File Code Type Definition
rm1 Room Room-1: dimensions 146” x 107” (x 107” height)
rm2 Room Room-2: dimensions 225” x 158” (x 109” height)
scr Source audio Source audio for foreground speaker
none Distractor noise No distractor noise played
musi Distractor noise Music distractor noise played
tele Distractor noise Television distractor noise played
babb Distractor noise Babble distractor noise played
stu Mic type Cardioid dynamic studio microphone
lav Mic type Omnidirectional condenser lavalier microphone
clo Mic location Closest to foreground speaker- on table
mid Mic location Mid-distance to foreground speaker- on table
far Mic location Farthest to foreground speaker- on stand
beh Mic location Behind foreground speaker- on stand
cec Mic location Overhead on ceiling, clear
ceo Mic location Overhead on ceiling, fully obstructed
tbo Mic location Partially obstructed - table
wal Mic location Fully obstructed - wall
impulse Signal Two seconds with transient sound in middle, for room response
swoop Signal Rising tone for 20 seconds, for room response
tone signal Steady tone for 15 seconds, for room response


All the data is contained in two main folders: distant-16k, containing all the audio recordings, and source-16k, containing the audio files used from LibriSpeech, corrected for DC offset and normalized to each file’s peak amplitude. The WAV files for the source audio are organized in subdirectories by speaker ID. The distant-16k has three main subdirectories:

The directory hierarchy is shown below :


Microphone Details

Microphone identification numbers are unique to a specific microphone location and type, defined below.

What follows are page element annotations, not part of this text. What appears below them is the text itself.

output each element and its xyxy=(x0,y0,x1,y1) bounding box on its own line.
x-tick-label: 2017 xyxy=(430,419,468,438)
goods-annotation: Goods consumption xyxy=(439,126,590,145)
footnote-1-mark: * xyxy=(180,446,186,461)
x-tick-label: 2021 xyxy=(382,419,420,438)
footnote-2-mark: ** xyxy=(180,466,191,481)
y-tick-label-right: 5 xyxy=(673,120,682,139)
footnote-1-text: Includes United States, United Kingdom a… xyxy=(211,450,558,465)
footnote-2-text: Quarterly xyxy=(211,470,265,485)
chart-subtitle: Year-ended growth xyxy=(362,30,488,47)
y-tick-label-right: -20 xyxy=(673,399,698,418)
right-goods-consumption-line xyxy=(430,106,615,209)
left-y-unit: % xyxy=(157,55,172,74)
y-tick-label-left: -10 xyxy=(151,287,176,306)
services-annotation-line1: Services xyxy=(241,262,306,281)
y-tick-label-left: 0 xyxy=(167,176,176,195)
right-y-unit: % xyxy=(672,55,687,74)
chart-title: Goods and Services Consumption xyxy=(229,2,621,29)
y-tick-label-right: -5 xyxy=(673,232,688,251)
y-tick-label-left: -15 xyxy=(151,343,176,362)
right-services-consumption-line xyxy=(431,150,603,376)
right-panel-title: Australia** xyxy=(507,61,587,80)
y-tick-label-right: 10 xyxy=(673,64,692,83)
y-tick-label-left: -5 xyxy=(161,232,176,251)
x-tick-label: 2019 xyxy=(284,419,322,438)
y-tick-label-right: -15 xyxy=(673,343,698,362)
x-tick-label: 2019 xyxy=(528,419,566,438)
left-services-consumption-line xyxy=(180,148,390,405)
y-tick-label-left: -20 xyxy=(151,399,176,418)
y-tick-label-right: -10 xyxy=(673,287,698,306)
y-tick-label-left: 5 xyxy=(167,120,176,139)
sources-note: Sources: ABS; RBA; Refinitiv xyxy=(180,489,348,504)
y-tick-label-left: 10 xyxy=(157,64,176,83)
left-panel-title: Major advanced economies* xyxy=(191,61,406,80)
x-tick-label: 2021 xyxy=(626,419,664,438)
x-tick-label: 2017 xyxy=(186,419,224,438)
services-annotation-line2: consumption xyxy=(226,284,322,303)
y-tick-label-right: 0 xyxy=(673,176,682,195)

Mic_ID Location Model Type
01 clo SHURE SM58 stu
02 clo AKG 417L lav
03 mid SHURE SM58 stu
04 mid AKG 417L lav
05 far SHURE SM58 stu
06 far AKG 417L lav
07 beh SHURE SM58 stu
08 beh AKG 417L lav
09 tbo AKG 417L lav
10 cec AKG 417L lav
11 ceo AKG 417L lav
12 wal SHURE SM11 lav


Distance (inches) between microphones and loudspeakers or floor, for Room-1 and Room-2 recordings.

Foreground Distractor 1 Distractor 2 Distractor 3 Floor
Mic_ID rm-1 rm-2 rm-1 rm-2 rm-1 rm-2 rm-1 rm-2 rm-1 rm-2
01 38 80 71 112 71 84 53 64 42 39
02 38 80 71 112 71 84 53 64 42 39
03 72 131 35 81 56 58 52 95 42 39
04 72 131 35 81 56 58 52 95 42 39
05 119 228 72 101 33 104 83 186 70 70
06 119 228 72 101 33 104 83 186 70 70
07 29 29 115 193 133 170 94 94 70 70
08 29 29 115 193 133 170 94 94 70 70
09 58 109 64 98 60 65 49 82 28 25
10 75 128 90 107 108 103 106 104 105 105
11 75 128 90 107 108 103 106 104 106 106
12 130 116 861 116 40 115 81 164 12 10

Licensing

VOiCES is publicly available released under Creative Commos BY 4.0, free for commercial, academic, and government use. Please do reference VOiCES if using the data in publications.